Soft Light and Sharp Focus: Tom Newby PDF Print E-mail

In his 14 years taking photographs for Powerboat, Tom Newby defined the art of high-performance boat photography.

Covering the 2001 APBA Offshore World Championships in Key West, Fla., photographer Tom Newby noticed a boat running on the edge of control. As he watched the boat fight for stability from the helicopter carrying him, he was certain that it would eventually cross over that edge.

"Stick with Ettore," Newby told the pilot.

A few moments later, Newby's hunch became all-too-real and the 39-foot Ettore V-bottom turned into a submarine. The result, at least for the photographer, was perhaps the most spectacular action sequence in offshore racing history.

Newby credited capturing the crash, which both the driver and throttleman survived, to luck, but the truth was a whole lot different. By the time he photographed the Ettore "stuff" sequence, Newby had been shooting offshore racing for eight years. His unmatched instinct and patience came from experience. He knew the sport—knew what looked right and what didn't. He knew where to be.

Knowing where to be and how things should look defined Newby as a boat photographer. Those attributes blended perfectly with his formidable work ethic, refusal-to-compromise quality in any form, and of course, his attention—perhaps obsession—to detail.

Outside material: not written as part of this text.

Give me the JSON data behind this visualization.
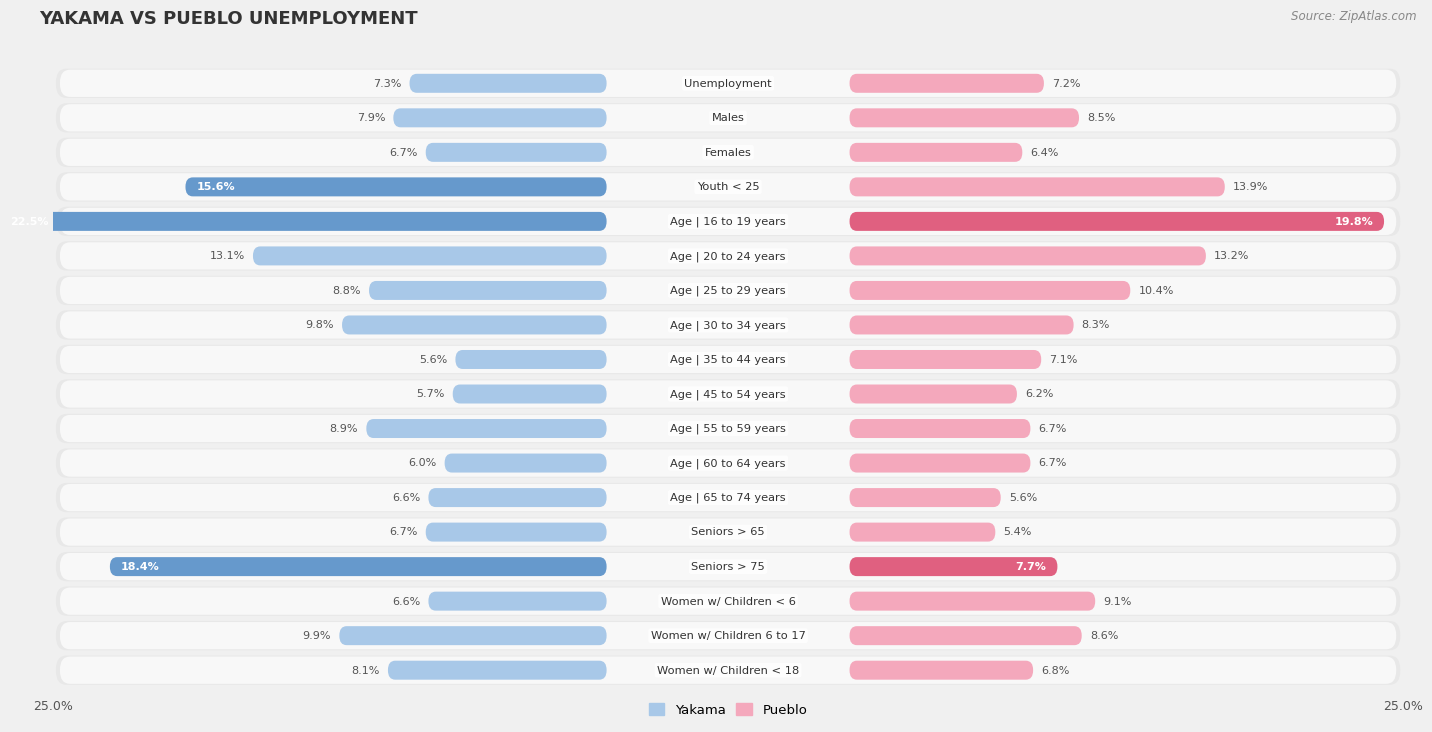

For Newby, shooting boats running in hard midday light was out, unless there had been an earthquake in the early morning and a hurricane was going to spoil the late-afternoon shoot. He could spot a footprint on a swim platform from 200 feet above and 300 feet behind the offending boat.

Even on 40-degree mornings, windbreakers and sweatshirts were a no-no, punishable by 30 minutes of "What'd you do that for?" at breakfast after the shoot. Because that's not how performance boating was supposed to look. It was supposed to look fun, warm, appealing. Maybe even a little sexy. But never cold.

Newby knew that, and even though Powerboat's drivers, co-pilots and models might curse him through chattering teeth on frigid mornings, they knew he was right. He held them to the same high standard to which he held himself.

So there was always time for "one more run," and there was always another memory card to fill for his digital camera. Back in the days when he shot slides, there was always another roll of film. Newby knew that of the 300 or so images of each boat he captured during Powerboat's Performance Trials and Roundups, only one could be the best. That's the one he cared about and getting it took hard work.

Tom Newby never resorted to photographic clichés or gimmicks when it came to running shots. He rarely panned and he didn't use deliberately low shutter speeds. Clean defined his style. Crisp was his focus. If a model's hair was trailing in the breeze, he wanted readers to be able to see every strand.

The same applied to Newby's portraiture for personality profiles. He always posed his subjects, from Gary Stray of Super Cat Rigging to Debbie Christensen of Advantage Boats, but he created settings in which he knew they'd be comfortable. When Stray donned a lab coat and grabbed a wrench in a "mad scientist" pose, the image Newby captured exposed the normally understated Stray's inner 14-year-old. When Christensen stood in front of the Harley she rides, the photo revealed the soul of a remarkable woman reborn through loss.

Though Newby was a born perfectionist, his drive to make things right on every shoot was honed as an assistant to an automotive photographer. "Car shooters" and the art directors they answer to are notoriously picky. So Newby spent many days scouting "perfect" locations on dry lake beds in the deserts of California and Arizona.

Years later, a colleague was driving through the desert with him on their way to the Colorado River in Parker, Ariz., and caught him staring into oblivion. Asked what he was looking at, Newby responded, "I think I did a shoot out there once."

What began on those sun-bleached lake beds became a standard-setting career in powerboat photography. That career carried Newby to coastal Peru and the Persian Gulf, to the island nation of Malta and the waters of Manhattan and the untamed Amazon. Along the way, he plied his art on more epic waterways than most people could name—much less visit and capture—in a lifetime.